A dead apple tree in a field to the west of London is a forlorn reminder of David Cameron’s once-passionate resistance to Heathrow’s expansion.
In the run-up to the 2010 general election, the Conservative leader of the opposition said he would fight the third runway, “no ifs, no buts”. That promise has come back to haunt Mr Cameron, now prime minister, after the Davies commission recommended Heathrow for a new runway in the southeast.
The review was designed to take the politics out of aviation policy with a hard-headed look at the different options for new runways. For three years, the process neutralised the political debate — but no longer.
Mr Cameron knows expanding Heathrow would be hugely controversial and would require the expenditure of vast amounts of political capital. Six years ago he was one of a host of celebrities and politicians to buy stakes of land in a field bought by Greenpeace, in the middle of the proposed third runway at Sipson.
Now the field is overrun with thistles and weeds and the land — which was only on a short-term lease — has been sold back to a local landlord. Wooden plaques marking the trees were thrown away.
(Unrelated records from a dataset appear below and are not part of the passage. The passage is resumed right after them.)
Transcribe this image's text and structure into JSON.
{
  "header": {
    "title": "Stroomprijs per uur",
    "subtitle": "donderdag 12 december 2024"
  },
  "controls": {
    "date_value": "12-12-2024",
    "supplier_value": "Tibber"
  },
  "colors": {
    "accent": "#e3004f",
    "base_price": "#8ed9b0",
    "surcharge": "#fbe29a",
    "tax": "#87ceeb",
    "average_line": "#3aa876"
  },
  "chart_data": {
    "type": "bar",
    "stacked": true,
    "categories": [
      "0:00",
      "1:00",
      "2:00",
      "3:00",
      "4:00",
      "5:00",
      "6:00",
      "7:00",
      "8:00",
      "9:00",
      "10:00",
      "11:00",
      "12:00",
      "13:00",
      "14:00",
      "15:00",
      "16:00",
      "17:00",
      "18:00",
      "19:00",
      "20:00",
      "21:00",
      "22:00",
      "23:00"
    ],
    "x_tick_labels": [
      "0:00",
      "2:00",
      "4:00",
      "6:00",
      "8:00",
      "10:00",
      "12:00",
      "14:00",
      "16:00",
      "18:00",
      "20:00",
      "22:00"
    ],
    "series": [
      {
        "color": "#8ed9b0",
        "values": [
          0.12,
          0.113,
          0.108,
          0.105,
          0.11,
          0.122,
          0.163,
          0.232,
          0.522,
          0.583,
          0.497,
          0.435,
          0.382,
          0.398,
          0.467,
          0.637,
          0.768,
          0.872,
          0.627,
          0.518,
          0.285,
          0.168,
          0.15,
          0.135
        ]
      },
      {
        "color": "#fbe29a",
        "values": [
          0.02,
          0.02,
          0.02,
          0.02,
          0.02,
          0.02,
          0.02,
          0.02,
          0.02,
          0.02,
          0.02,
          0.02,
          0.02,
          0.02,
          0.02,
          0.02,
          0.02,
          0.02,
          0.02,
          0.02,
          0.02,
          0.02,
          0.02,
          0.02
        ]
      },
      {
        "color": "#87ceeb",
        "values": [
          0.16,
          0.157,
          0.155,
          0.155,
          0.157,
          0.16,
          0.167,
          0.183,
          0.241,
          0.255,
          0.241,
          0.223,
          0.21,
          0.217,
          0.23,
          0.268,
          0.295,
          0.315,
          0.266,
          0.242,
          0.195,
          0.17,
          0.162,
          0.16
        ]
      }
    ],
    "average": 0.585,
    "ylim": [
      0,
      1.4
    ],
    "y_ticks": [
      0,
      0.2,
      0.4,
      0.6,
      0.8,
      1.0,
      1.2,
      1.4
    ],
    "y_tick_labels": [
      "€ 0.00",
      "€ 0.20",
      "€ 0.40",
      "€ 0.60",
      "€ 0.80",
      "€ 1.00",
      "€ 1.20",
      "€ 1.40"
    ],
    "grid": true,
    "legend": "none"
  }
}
Mr Cameron made his pledge as he sought to modernise the Conservative party with his “Vote Blue, Go Green” agenda. Since then he has been remarkably quiet about the specifics of Heathrow, having exchanged environmental platitudes for a heavy focus on economic growth and the “global race”.
Yet he is aware that throwing his weight behind the third runway would represent a remarkable personal U-turn.
Some senior Tories have publicly shifted their position over the project; most notably, George Osborne, the chancellor, wants to push ahead with the third runway. Business leaders overwhelming prefer it to the Gatwick option.
Yet Mr Cameron is surrounded by high-profile colleagues who have pledged to fight the Heathrow scheme as vocally as they can.
Some of that resistance disappeared on election night when the Lib Dems, who had opposed the building of any new runway in the southeast, lost most of their MPs. Among the casualties was Vince Cable, MP for Twickenham, who had led protests against Heathrow expansion.
Meanwhile Ed Miliband, who once threatened to quit Gordon Brown’s cabinet over an earlier incarnation of the Heathrow plan, is no longer leader of the opposition. Michael Dugher, now shadow transport secretary, is broadly supportive of the runway.
But major Tory opponents remain, including cabinet ministers Philip Hammond, Theresa May, Greg Hands and Justine Greening.
Zac Goldsmith, whose prosperous Richmond constituency lies under the airport’s flight path, has promised a million-strong army of protesters to oppose the scheme.
Mr Goldsmith, the favourite to stand as the Conservative candidate to be London’s next mayor, has urged Mr Cameron to ignore the Davies findings.
Boris Johnson, the current mayor, is almost as vociferously opposed, having promised to throw himself beneath the bulldozers if and when construction begins. His idea of a new airport in the Thames estuary was rejected by the commission.
The Davies commission recommendation will in theory give the government strong factual backing for one of the most contentious political decisions of the decade. But ministers have never made a commitment to implementing the Davies recommendations, leaving room for them to proceed with an alternative — or to do nothing at all.
Some senior Tories still believe the government can pursue the Gatwick option, despite the commission preferring Heathrow, because political opposition is more low-key. A handful of Sussex MPs oppose a second runway at Gatwick but few of them are household names. Furthermore, the population density around Heathrow is far greater, giving much greater clout to opposition groups.